The plans featured are spread across six different categories, two capital protected savings plans and four investment plans. By covering traditional fixed rates bonds, Financial Service Compensation Scheme (FSCS) protected savings alternatives along with income and growth investments, this annual review aims to cover a range of options for both savers and investors, whether seeking either income or growth. The 2014 categories are as follows:

  • Fixed Rate Bond Plan of the Year
  • Savings Alternative Plan of the Year
  • Income Investment Plan of the Year
  • Growth Investment Plan of the Year
  • Defensive Investment Plan of the Year
  • Kick Out Investment Plan of the Year

Structured plans

Whether it is the potential for higher returns combined with FSCS deposit scheme protection on offer from structured deposit plans, or the conditional capital protection combined with the potential for higher returns from our selection of income and growth investments, structured plans continue to be popular with our customers.
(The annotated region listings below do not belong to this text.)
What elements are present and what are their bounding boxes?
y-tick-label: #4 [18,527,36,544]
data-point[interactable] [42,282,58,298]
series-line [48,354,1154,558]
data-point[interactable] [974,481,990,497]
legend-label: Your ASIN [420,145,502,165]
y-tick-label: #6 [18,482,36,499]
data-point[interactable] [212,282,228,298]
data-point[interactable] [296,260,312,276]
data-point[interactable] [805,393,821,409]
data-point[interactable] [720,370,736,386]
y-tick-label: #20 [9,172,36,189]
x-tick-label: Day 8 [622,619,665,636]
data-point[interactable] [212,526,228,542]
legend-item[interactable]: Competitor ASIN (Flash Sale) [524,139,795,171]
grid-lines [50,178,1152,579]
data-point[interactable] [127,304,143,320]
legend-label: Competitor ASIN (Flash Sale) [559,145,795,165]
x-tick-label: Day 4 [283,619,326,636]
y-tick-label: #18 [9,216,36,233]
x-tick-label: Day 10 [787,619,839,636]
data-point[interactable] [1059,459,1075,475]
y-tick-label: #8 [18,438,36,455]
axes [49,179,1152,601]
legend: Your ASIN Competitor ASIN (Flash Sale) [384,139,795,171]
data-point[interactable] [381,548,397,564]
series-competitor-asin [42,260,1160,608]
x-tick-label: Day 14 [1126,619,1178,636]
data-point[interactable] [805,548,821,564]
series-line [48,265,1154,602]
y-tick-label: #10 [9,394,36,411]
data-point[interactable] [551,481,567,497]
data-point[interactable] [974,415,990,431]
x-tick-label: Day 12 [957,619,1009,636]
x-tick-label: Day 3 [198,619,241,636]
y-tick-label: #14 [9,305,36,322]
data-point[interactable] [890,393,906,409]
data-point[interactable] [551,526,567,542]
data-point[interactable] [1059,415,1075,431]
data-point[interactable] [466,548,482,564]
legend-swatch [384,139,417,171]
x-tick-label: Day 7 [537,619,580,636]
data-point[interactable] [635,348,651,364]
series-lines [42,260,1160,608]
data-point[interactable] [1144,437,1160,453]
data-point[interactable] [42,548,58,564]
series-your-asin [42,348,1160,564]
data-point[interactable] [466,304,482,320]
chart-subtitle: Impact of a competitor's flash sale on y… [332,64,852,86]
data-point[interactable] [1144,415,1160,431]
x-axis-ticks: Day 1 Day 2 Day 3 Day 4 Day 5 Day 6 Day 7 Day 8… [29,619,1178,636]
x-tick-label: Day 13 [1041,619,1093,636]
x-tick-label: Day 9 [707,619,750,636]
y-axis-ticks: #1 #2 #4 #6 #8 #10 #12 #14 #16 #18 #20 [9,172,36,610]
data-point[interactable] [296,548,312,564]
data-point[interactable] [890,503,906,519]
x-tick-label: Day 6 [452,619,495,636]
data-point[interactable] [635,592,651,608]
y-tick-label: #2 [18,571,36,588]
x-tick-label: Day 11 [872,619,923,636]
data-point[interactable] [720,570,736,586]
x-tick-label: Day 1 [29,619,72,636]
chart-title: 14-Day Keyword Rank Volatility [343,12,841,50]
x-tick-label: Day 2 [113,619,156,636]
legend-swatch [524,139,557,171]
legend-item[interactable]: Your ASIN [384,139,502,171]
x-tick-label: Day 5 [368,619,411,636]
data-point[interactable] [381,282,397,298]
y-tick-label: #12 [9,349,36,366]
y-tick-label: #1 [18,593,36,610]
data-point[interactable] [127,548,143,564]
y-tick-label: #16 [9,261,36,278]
In either case, the defined return and defined risk on offer from these fixed term plans has had an obvious appeal with both savers and investors, which is why five of our six categories are structured plans.

Winner & Runner Up

In addition to the winner for each category, where there has been particularly strong competition we have also awarded a runner up spot. Please note since the best plans are often only open for a relatively short period or can have their interest rate changed quickly, sometimes without notice, each plan selected must either be available now, or we are shortly expecting to launch a new version. So make sure you check for any application deadlines.

Our view

Finally, we also give you our in-house view of each plan, brought to you by our Head of Savings and Investments, Oliver Roylance-Smith, to help explain why the plan has been selected, whether this is a particular feature of the plan, the return on offer or the balance of risk reward when compared to its competitors.